The company also unveiled a Data Observability offering that can be used to vet the quality and lineage of data being exposed to the Davis artificial intelligence (AI) engine at the core of the Dynatrace observability platform to reduce false positives that otherwise might generate an alert in addition to helping reduce the volume of data that might need to be stored.
Finally, Dynatrace announced it is starting today extending the reach of its observability platform to the large language models (LLMs) that are used to create generative AI platforms. That capability will, for example, make it simpler to monitor the consumption of tokens that are used to provide access to these models.
Steve Tack, senior vice president for product for Dynatrace, said Dynatrace OpenPipeline will enable organizations to streamline the collection of data in a way that will enable them to apply observability more broadly by applying stream processing algorithms to petabytes of data.

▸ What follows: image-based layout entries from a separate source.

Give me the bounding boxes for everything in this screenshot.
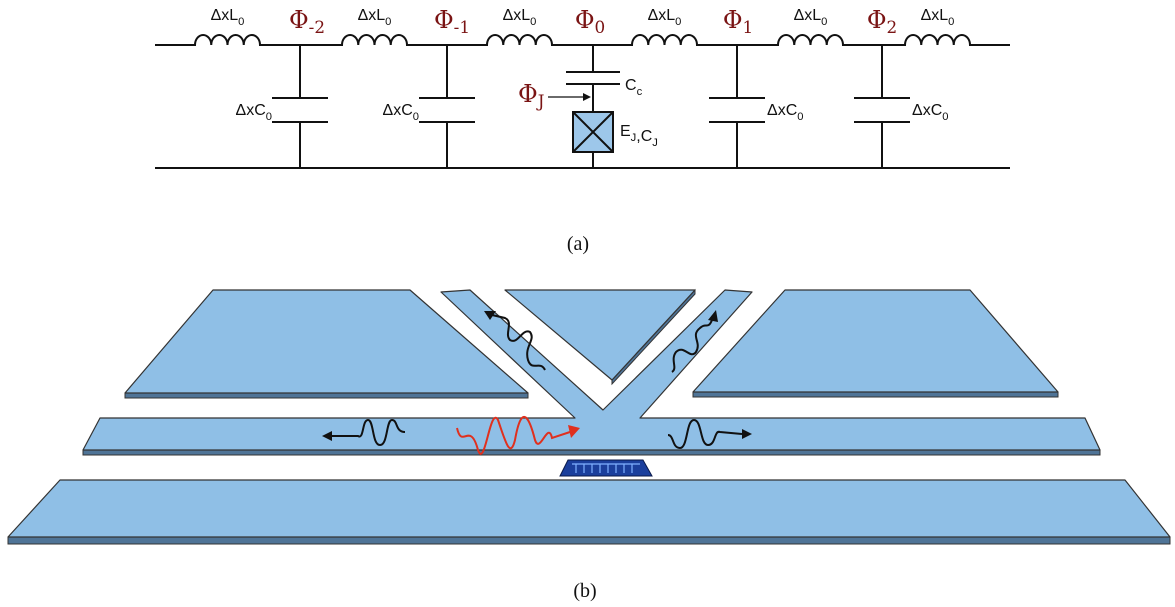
label-text: ΔxC [383, 102, 413, 119]
label-subscript: -1 [454, 17, 470, 37]
ground-plate [7, 479, 1171, 538]
wave-arrow [708, 310, 718, 322]
node-label: Φ-2 [289, 6, 325, 37]
wave [330, 418, 406, 447]
wave [671, 319, 713, 373]
wave-arrow [322, 431, 332, 441]
junction-label: EJ,CJ [620, 123, 658, 149]
label-text: ΔxL [794, 7, 822, 24]
node-label: Φ1 [723, 6, 753, 37]
qubit-fingers [572, 463, 640, 473]
label-subscript: 2 [887, 17, 898, 37]
label-subscript: -2 [309, 17, 325, 37]
caption: (a) [567, 233, 589, 255]
caption: (b) [573, 580, 596, 602]
label-subscript: 0 [948, 16, 954, 28]
label-text: ΔxL [358, 7, 386, 24]
label-text: Φ [518, 80, 538, 108]
label-subscript: 0 [385, 16, 391, 28]
label-subscript: c [637, 86, 643, 98]
label-text: ΔxL [211, 7, 239, 24]
label-subscript: 0 [266, 111, 272, 123]
waveguide [82, 289, 1101, 451]
plate-edge [82, 449, 1101, 456]
coupling-capacitor-label: Cc [625, 77, 643, 98]
label-subscript: 0 [238, 16, 244, 28]
device-illustration [7, 288, 1171, 545]
label-subscript: J [631, 132, 637, 144]
wave [456, 415, 571, 455]
label-text: Φ [289, 6, 309, 34]
inductor-label: ΔxL0 [921, 7, 955, 28]
capacitor-label: ΔxC0 [383, 102, 419, 123]
label-text: ΔxL [503, 7, 531, 24]
label-text: Φ [575, 6, 595, 34]
ground-plate [124, 289, 529, 394]
qubit [559, 459, 653, 477]
wave-arrow [742, 429, 752, 439]
inductor-label: ΔxL0 [794, 7, 828, 28]
node-label: Φ2 [867, 6, 897, 37]
label-subscript: 0 [413, 111, 419, 123]
inductor-label: ΔxL0 [211, 7, 245, 28]
ground-plate [504, 289, 696, 381]
label-text: Φ [434, 6, 454, 34]
label-text: ΔxL [921, 7, 949, 24]
wave [667, 418, 743, 450]
label-subscript: J [536, 91, 545, 111]
label-subscript: 0 [797, 111, 803, 123]
capacitor-label: ΔxC0 [767, 102, 803, 123]
ground-plate [692, 289, 1059, 393]
label-subscript: 0 [530, 16, 536, 28]
label-text: ΔxC [236, 102, 266, 119]
label-subscript: J [652, 137, 658, 149]
node-label: Φ0 [575, 6, 605, 37]
label-text: ΔxC [767, 102, 797, 119]
label-text: Φ [723, 6, 743, 34]
inductor-label: ΔxL0 [648, 7, 682, 28]
label-text: ,C [636, 128, 652, 145]
wave-arrow [568, 425, 580, 438]
plate-edge [7, 536, 1171, 545]
label-text: ΔxC [912, 102, 942, 119]
capacitor-label: ΔxC0 [912, 102, 948, 123]
label-text: E [620, 123, 631, 140]
plate-edge [124, 392, 529, 399]
label-text: ΔxL [648, 7, 676, 24]
wave [491, 314, 546, 371]
circuit-wires [155, 34, 1010, 169]
label-subscript: 0 [595, 17, 606, 37]
label-subscript: 1 [743, 17, 754, 37]
junction-cross [572, 111, 614, 153]
plate-edge [692, 391, 1059, 398]
capacitor-label: ΔxC0 [236, 102, 272, 123]
wave-arrow [484, 311, 496, 320]
junction-node-label: ΦJ [518, 80, 544, 111]
inductor-label: ΔxL0 [358, 7, 392, 28]
top-wire [155, 34, 1010, 46]
label-subscript: 0 [942, 111, 948, 123]
arrowhead [583, 93, 591, 101]
inductor-label: ΔxL0 [503, 7, 537, 28]
label-subscript: 0 [821, 16, 827, 28]
node-label: Φ-1 [434, 6, 470, 37]
label-text: C [625, 77, 637, 94]
label-text: Φ [867, 6, 887, 34]
label-subscript: 0 [675, 16, 681, 28]
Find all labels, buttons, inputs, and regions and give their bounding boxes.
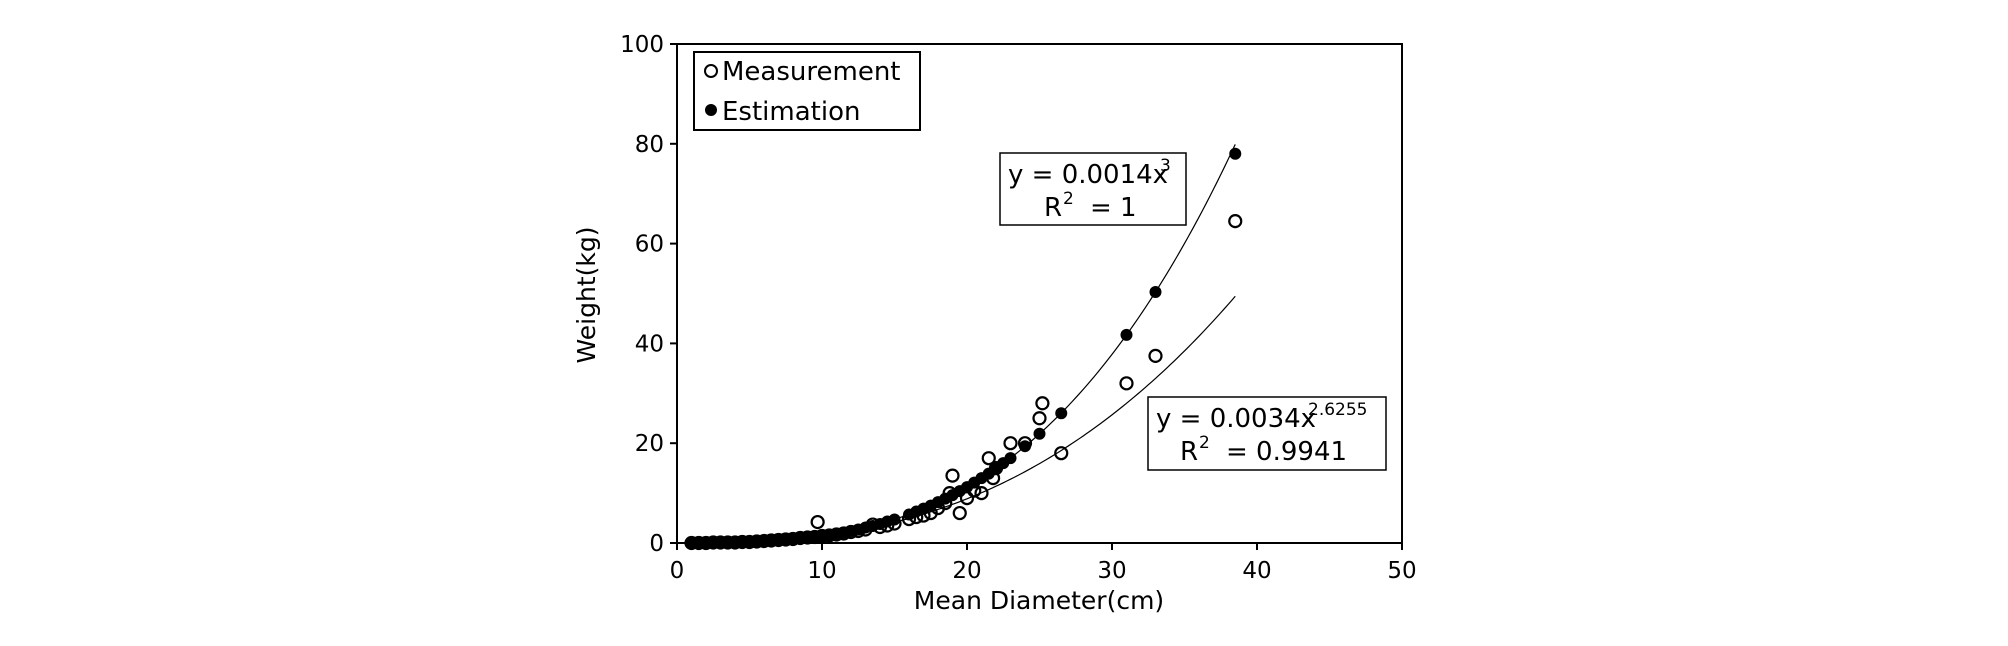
estimation-point [1120,328,1133,341]
equation-estimation-exponent: 3 [1160,156,1171,176]
measurement-point [974,486,989,501]
x-tick-label: 50 [1387,558,1416,584]
equation-estimation: y = 0.0014x [1008,160,1168,190]
x-axis-title: Mean Diameter(cm) [914,586,1164,615]
measurement-point [1032,411,1047,426]
r2-value-measurement: = 0.9941 [1226,437,1347,467]
measurement-point [1054,446,1069,461]
legend-label-estimation: Estimation [722,97,860,127]
y-tick-label: 100 [620,32,664,58]
x-tick-label: 30 [1097,558,1126,584]
measurement-point [810,514,825,530]
legend-box [693,51,921,131]
y-tick-label: 40 [635,331,664,357]
r2-exp-measurement: 2 [1199,433,1210,453]
series-estimation [685,147,1242,549]
measurement-point [1003,436,1018,451]
estimation-point [888,513,901,526]
estimation-point [1004,452,1017,465]
measurement-point [1119,376,1134,391]
legend: Measurement Estimation [693,51,921,131]
series-measurement [684,214,1243,551]
y-tick-label: 60 [635,232,664,258]
plot-area [676,43,1403,544]
r2-label-estimation: R [1044,193,1062,223]
equation-box-estimation: y = 0.0014x 3 R 2 = 1 [999,152,1187,226]
x-tick-label: 10 [807,558,836,584]
equation-measurement-exponent: 2.6255 [1308,400,1367,420]
estimation-point [1033,427,1046,440]
measurement-point [1035,396,1050,411]
equation-measurement: y = 0.0034x [1156,404,1316,434]
r2-value-estimation: = 1 [1090,193,1137,223]
x-tick-label: 40 [1242,558,1271,584]
equation-box-measurement: y = 0.0034x 2.6255 R 2 = 0.9941 [1147,396,1387,471]
r2-label-measurement: R [1180,437,1198,467]
measurement-point [981,451,996,466]
legend-marker-measurement [704,64,718,78]
y-axis-title: Weight(kg) [572,227,601,364]
estimation-point [1019,440,1031,453]
measurement-point [1148,348,1163,363]
equation-box-estimation-frame [999,152,1187,226]
estimation-point [1149,286,1162,298]
r2-exp-estimation: 2 [1063,189,1074,209]
y-tick-label: 0 [649,531,664,557]
estimation-point [1229,147,1242,160]
x-tick-label: 0 [670,558,685,584]
equation-box-measurement-frame [1147,396,1387,471]
y-tick-label: 80 [635,132,664,158]
legend-label-measurement: Measurement [722,57,901,87]
legend-marker-estimation [705,104,717,116]
x-tick-label: 20 [952,558,981,584]
y-tick-label: 20 [635,431,664,457]
estimation-point [1055,407,1068,420]
measurement-point [1228,214,1243,229]
measurement-point [945,468,960,483]
axis-ticks: 0 10 20 30 40 50 0 20 40 60 80 100 [620,32,1417,584]
measurement-point [952,505,967,521]
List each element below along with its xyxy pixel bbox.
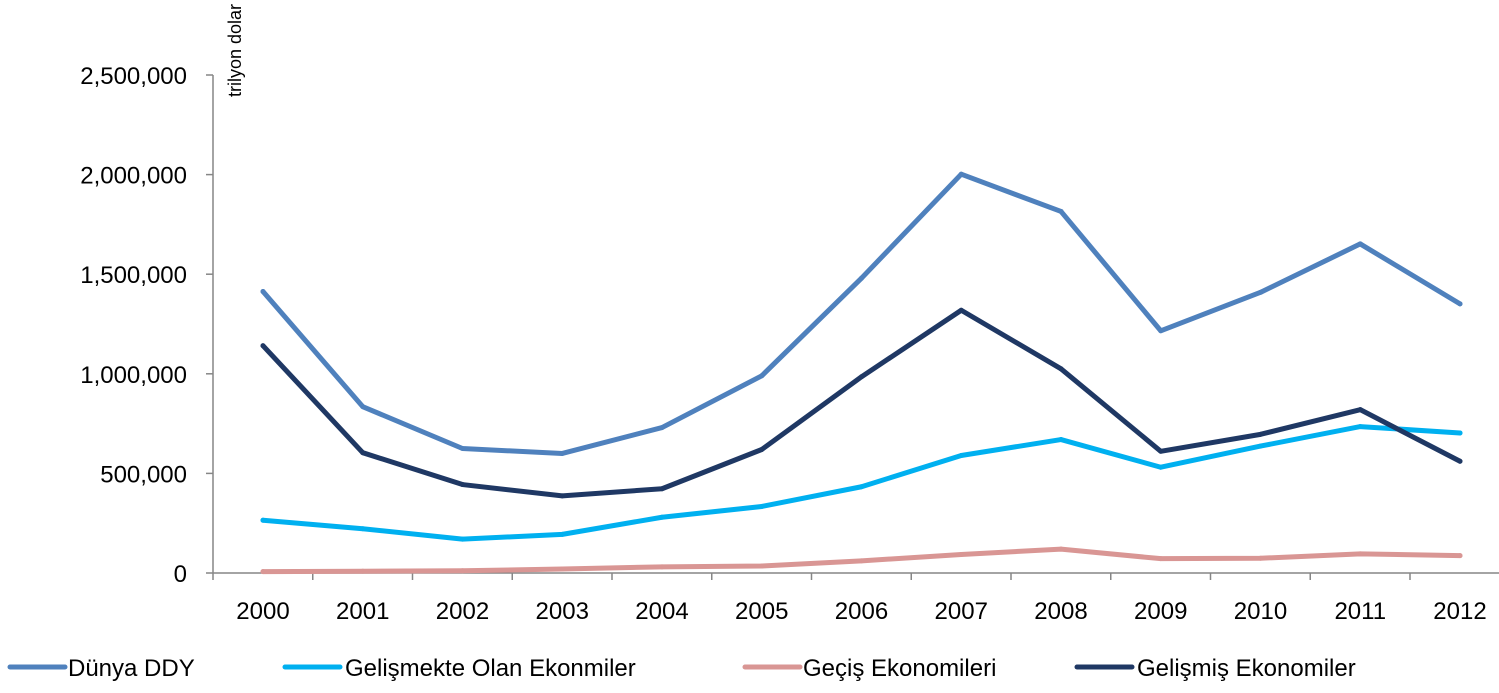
legend-item: Geçiş Ekonomileri xyxy=(742,655,996,682)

Scheduled to be available in 90 days, the Dynatrace OpenPipeline capability enables IT teams to ingest and route observability, security, and business events data from any source and in any format at the point of ingestion, including unstructured data that is automatically converted into a usable format. That data can then be enriched to enable deeper analytics.
It also provides IT teams with more control over which data they analyze, store or exclude from analytics, which in turn helps reduce the total cost of observability, noted Tack.
Finally, it presents IT teams with the ability to apply more customizable security and privacy controls to how that data is employed, he added.
Dynatrace is pursuing a multimodal approach to AI that spans predictive, causal and generative models. Collectively, that approach makes it simpler to identify the root cause of issues, identify anomalies that might disrupt services and streamline incident management by, for example, providing summarizations of events in a natural language format.
It’s not clear how broadly observability will be applied beyond the data collected to manage DevOps workflows and other IT processes, but it’s clear there is a high correlation between IT events and business outcomes as organizations become more dependent on software. As AI becomes more pervasively employed, it should become simpler to apply analytics to a much wider range of types of data to surface the relationship between IT events and business processes. In effect, Dynatrace is making it simpler to apply best data engineering practices to collect, manage and analyze that data, noted Tack.
In the meantime, DevOps teams should revisit how their pipelines are currently constructed to make it simpler to capture all relevant data. As critical as telemetry data collected from the DevOps platform is to ensure application development and delivery occurs as fast as possible, that data is only one factor in a larger equation. The challenge and the opportunity now is determining how best to apply AI to correlate it all.